William Stewart, former chairman of the political science department at the University of Alabama, said the interchange between Moore and Pryor "is a powerful message. It shows Bill Pryor in the worst possible light and Judge Moore in the best possible light because he's standing up for God."
Stewart said the ad may create sympathy for Moore, but it won't be enough to turn around Riley's big lead in the polls because Moore has not defined what he would do as governor on important issues that concern voters, such as jobs, education, prisons and Medicaid.
Moore's first TV ad will be followed with another next week highlighting issues in the governor's race, campaign spokesman J. Holland said.
In addition to the TV ads, Moore put up billboards May 1 that show a photo of him and his family rather than talking about campaign promises.
Holland said Moore spends so much time talking about issues like term limits for legislators and restricting the use of eminent domain that he wanted to use the billboards to show that he has children and understands the everyday concerns of parents raising a family.
Moore's new TV ad isn't the only one showing him.
Riley, who began radio ads in January and TV ads a short while later, has a new TV ad that begins with Moore administering the oath of office to Riley in January 2003. That was before Moore and Riley had a split later that year over Moore's response to the federal court order to move his monument.
Riley's spokesman, Josh Blades, said the ad is designed to show where the administration began, with severe financial problems facing the state, and show where it ended up, with a budget surplus and low unemployment.
"The best way to show that is to show the inauguration," Blades said.
Riley has been on radio and TV for months because of his big fundraising lead.
The latest campaign finance reports, filed in late April, show Riley has received $4.3 million in donations and Moore $893,879. Moore said he trails because, unlike Riley, he is not accepting campaign contributions from political action committees.
Hope he gets elected!America needs guts!
The only vote Alabama is concerned about right now is getting Taylor Hicks to be the next American Idol.
Ditto....
Ann Coulter had a good article about him.
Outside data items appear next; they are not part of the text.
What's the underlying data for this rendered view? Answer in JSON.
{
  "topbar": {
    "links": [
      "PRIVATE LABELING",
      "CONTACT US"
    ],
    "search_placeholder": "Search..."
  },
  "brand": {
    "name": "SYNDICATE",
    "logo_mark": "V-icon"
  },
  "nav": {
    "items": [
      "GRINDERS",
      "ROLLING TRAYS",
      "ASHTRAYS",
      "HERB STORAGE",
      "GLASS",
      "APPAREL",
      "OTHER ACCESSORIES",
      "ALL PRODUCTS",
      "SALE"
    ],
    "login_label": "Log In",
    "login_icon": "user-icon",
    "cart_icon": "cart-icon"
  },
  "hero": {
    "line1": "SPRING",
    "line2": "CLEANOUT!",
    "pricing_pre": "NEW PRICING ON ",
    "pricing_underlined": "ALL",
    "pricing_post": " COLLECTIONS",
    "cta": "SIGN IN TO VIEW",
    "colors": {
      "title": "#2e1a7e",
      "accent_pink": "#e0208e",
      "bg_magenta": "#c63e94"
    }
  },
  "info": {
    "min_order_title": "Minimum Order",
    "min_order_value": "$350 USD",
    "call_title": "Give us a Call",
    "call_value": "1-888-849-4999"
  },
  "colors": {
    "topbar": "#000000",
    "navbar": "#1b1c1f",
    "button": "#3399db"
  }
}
Has anyone read Roy Moore's book, "So Help Me God"?
Whooo! SOOOUUULLL Patrol!
There's not a Democrat in the Country that wouldn't agree with that statement.
There's not a Democrat in the Country that wouldn't agree with that statement.
Forget Moore. Let's elect another "electable" RINO!
Based on the Republican voters in Alabama I've spoken with, he doesn't have a chance. Most regard him as a "nut" and an embarrassment to the state.
You haven't a clue who I support. Put all the fundamentalists up for election you want. I will vote for the one who supports the Constitution as the supreme law of the land.